March carries the last weight of winter and the early reprieves of spring. We could have several big snow storms, or sunny, melting days all in the span of a week. As for the end of March, the snow is melting and while we are happy to see the dormant grass, it does mean that there are some pretty muddy areas around the farm. We are trying to be careful to not tear up the soft ground too much with the heavy tractor when dropping a hay bale to the cows.
March also brings kidding season, where new spring babies start to arrive. Jovie, who is one of our Alpines, gave birth to two does, named Freyja and Helga. Freyja was the absolute sweetest baby, and I got attached to her pretty quickly. We also added a new buckling from an outside herd to be the new sire in our herd. He’s a strong, brave little brute and so his name is now Ragnar, which is very fitting considering his loving yet wild personality.
Because our goats are exposed to fencing, it increases the risk that they could get caught in it if they had horns, leading to potential accidental death for the goat. For the safety of the goat, we disbud the horns on baby goats, which is cauterizing the area where the horn would grow to prevent it from growing. It’s also not safe if one goat in a herd has horns because when it head butts other goats to establish the hierarchy or play, it could seriously hurt the one without horns.
Freyja’s life was short lived-on March 20th, she died of unknown causes. I was devastated, because in the two weeks of her life, I had grown incredibly attached to her. If there is any place that you could learn all about the circle of life, visit a farm. Shortly after Freyja’s death, a spring lamb was born just a few hours later.
Jovie freshened wonderfully, and we are reaping the benefits of fresh and delicious goats milk. Since her milk came in, I’ve started making chèvre, ricotta, and cajeta. If you haven’t had cajeta yet, please do yourself a favor and go find some! Cajeta is the beautiful love child of a cross between dulce de leche and caramel sauce. To make it, you combine goats milk, sugar, vanilla, baking soda, salt and cinnamon sticks, and then reduce the mixture until it’s a beautiful caramel color at your desired consistency. Making cajeta also doubles as a work out, because you’ll be at the stove stirring your big pot of cajeta for at least 3 hours. What’s coming out of my farm kitchen next? Goat’s milk mozzarella, goat’s milk yogurt, and goat’s milk salted caramel candies.
I’ve also been busy batching a lot of goat’s milk soaps. My soaps are made with goats milk, essential oils, and nourishing oils like olive oil, coconut oil, and sunflower oil. Right now I am working on batches for summer with blends such as citronella oil and tea tree oil which are natural deterrents against mosquitoes and ticks. Once these have cured, these will be available for purchase in our online farm store.

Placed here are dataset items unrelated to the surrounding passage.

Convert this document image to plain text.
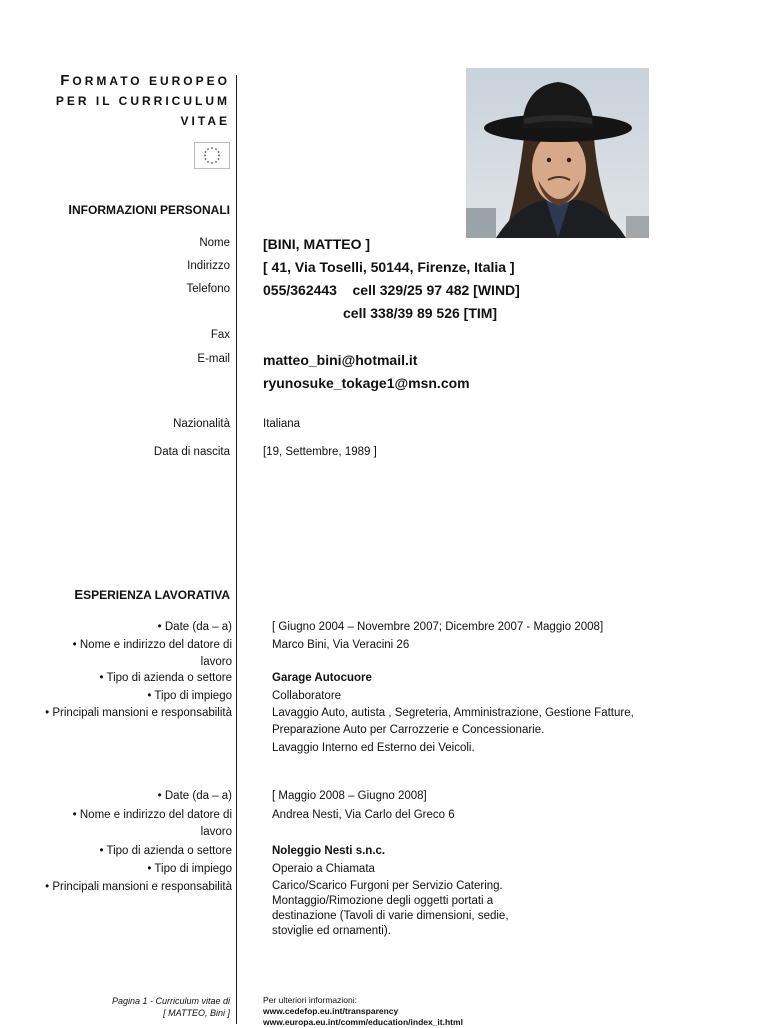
FORMATO EUROPEO
PER IL CURRICULUM
VITAE
INFORMAZIONI PERSONALI
Nome [BINI, MATTEO ]
Indirizzo [ 41, Via Toselli, 50144, Firenze, Italia ]
Telefono 055/362443    cell 329/25 97 482 [WIND]
cell 338/39 89 526 [TIM]
Fax
E-mail matteo_bini@hotmail.it
ryunosuke_tokage1@msn.com
Nazionalità	Italiana
Data di nascita	[19, Settembre, 1989 ]
ESPERIENZA LAVORATIVA
• Date (da – a)	[ Giugno 2004 – Novembre 2007; Dicembre 2007 - Maggio 2008]
• Nome e indirizzo del datore di lavoro
Marco Bini, Via Veracini 26
• Tipo di azienda o settore	Garage Autocuore
• Tipo di impiego	Collaboratore
• Principali mansioni e responsabilità	Lavaggio Auto, autista , Segreteria, Amministrazione, Gestione Fatture,
Preparazione Auto per Carrozzerie e Concessionarie.
Lavaggio Interno ed Esterno dei Veicoli.
• Date (da – a)	[ Maggio 2008 – Giugno 2008]
• Nome e indirizzo del datore di lavoro
Andrea Nesti, Via Carlo del Greco 6
• Tipo di azienda o settore	Noleggio Nesti s.n.c.
• Tipo di impiego	Operaio a Chiamata
• Principali mansioni e responsabilità	Carico/Scarico Furgoni per Servizio Catering.
Montaggio/Rimozione degli oggetti portati a
destinazione (Tavoli di varie dimensioni, sedie,
stoviglie ed ornamenti).
Pagina 1 - Curriculum vitae di
[ MATTEO, Bini ]
Per ulteriori informazioni:
www.cedefop.eu.int/transparency
www.europa.eu.int/comm/education/index_it.html
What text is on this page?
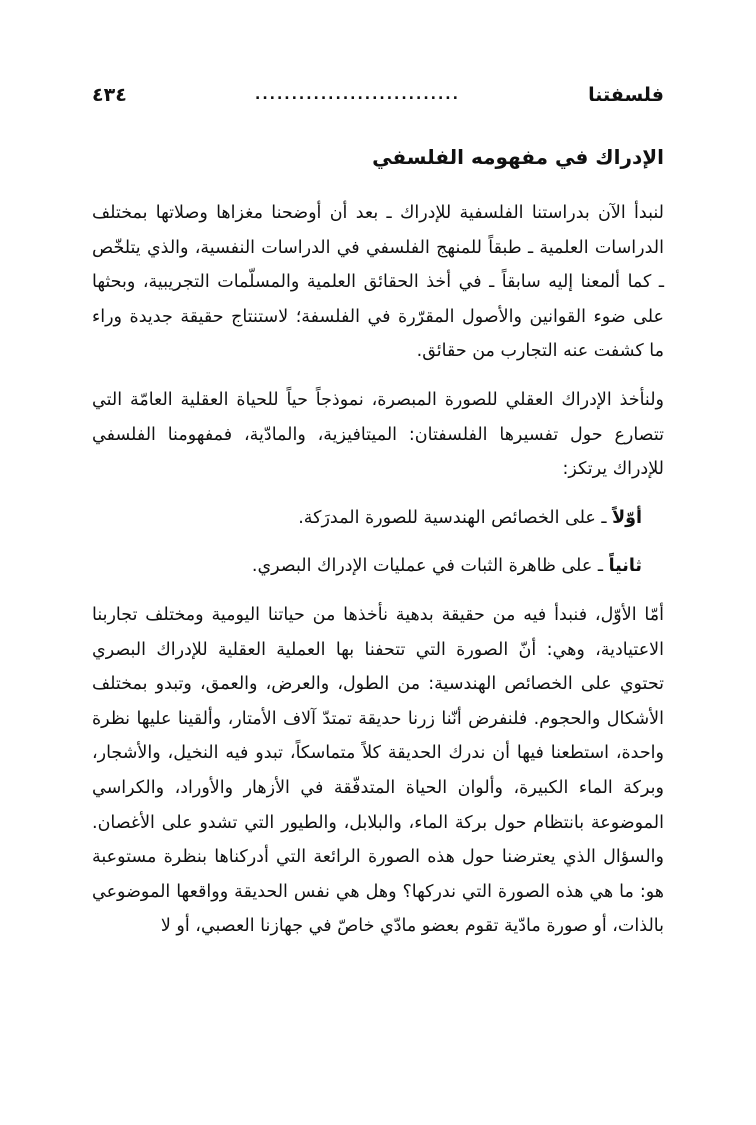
فلسفتنا
............................
٤٣٤
الإدراك في مفهومه الفلسفي

لنبدأ الآن بدراستنا الفلسفية للإدراك ـ بعد أن أوضحنا مغزاها وصلاتها بمختلف الدراسات العلمية ـ طبقاً للمنهج الفلسفي في الدراسات النفسية، والذي يتلخّص ـ كما ألمعنا إليه سابقاً ـ في أخذ الحقائق العلمية والمسلّمات التجريبية، وبحثها على ضوء القوانين والأصول المقرّرة في الفلسفة؛ لاستنتاج حقيقة جديدة وراء ما كشفت عنه التجارب من حقائق.

ولنأخذ الإدراك العقلي للصورة المبصرة، نموذجاً حياً للحياة العقلية العامّة التي تتصارع حول تفسيرها الفلسفتان: الميتافيزية، والمادّية، فمفهومنا الفلسفي للإدراك يرتكز:

أوّلاً ـ على الخصائص الهندسية للصورة المدرَكة.

ثانياً ـ على ظاهرة الثبات في عمليات الإدراك البصري.

أمّا الأوّل، فنبدأ فيه من حقيقة بدهية نأخذها من حياتنا اليومية ومختلف تجاربنا الاعتيادية، وهي: أنّ الصورة التي تتحفنا بها العملية العقلية للإدراك البصري تحتوي على الخصائص الهندسية: من الطول، والعرض، والعمق، وتبدو بمختلف الأشكال والحجوم. فلنفرض أنّنا زرنا حديقة تمتدّ آلاف الأمتار، وألقينا عليها نظرة واحدة، استطعنا فيها أن ندرك الحديقة كلاً متماسكاً، تبدو فيه النخيل، والأشجار، وبركة الماء الكبيرة، وألوان الحياة المتدفّقة في الأزهار والأوراد، والكراسي الموضوعة بانتظام حول بركة الماء، والبلابل، والطيور التي تشدو على الأغصان. والسؤال الذي يعترضنا حول هذه الصورة الرائعة التي أدركناها بنظرة مستوعبة هو: ما هي هذه الصورة التي ندركها؟ وهل هي نفس الحديقة وواقعها الموضوعي بالذات، أو صورة مادّية تقوم بعضو مادّي خاصّ في جهازنا العصبي، أو لا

As always, we are busy with the “now” and preparing for the future. Seedlings for our garden have been started in a mini greenhouse. It looks like this year won’t be quite as wet as 2019, so we are hopeful for a bountiful growing season. Also, Paul built several new stalls in the barn to separate our three pregnant Berkshire sows. We anticipate they will give birth in the coming weeks, so getting them into separate stalls was an important step to prepare for them.
That’s our update from the Hill for March! We hope you and your families are staying safe and healthy amidst the COVID-19 pandemic. If you have been impacted with food shortages and are searching for quality meats, eggs, and dairy products, check in with your local farm extension to get connected with a local farm.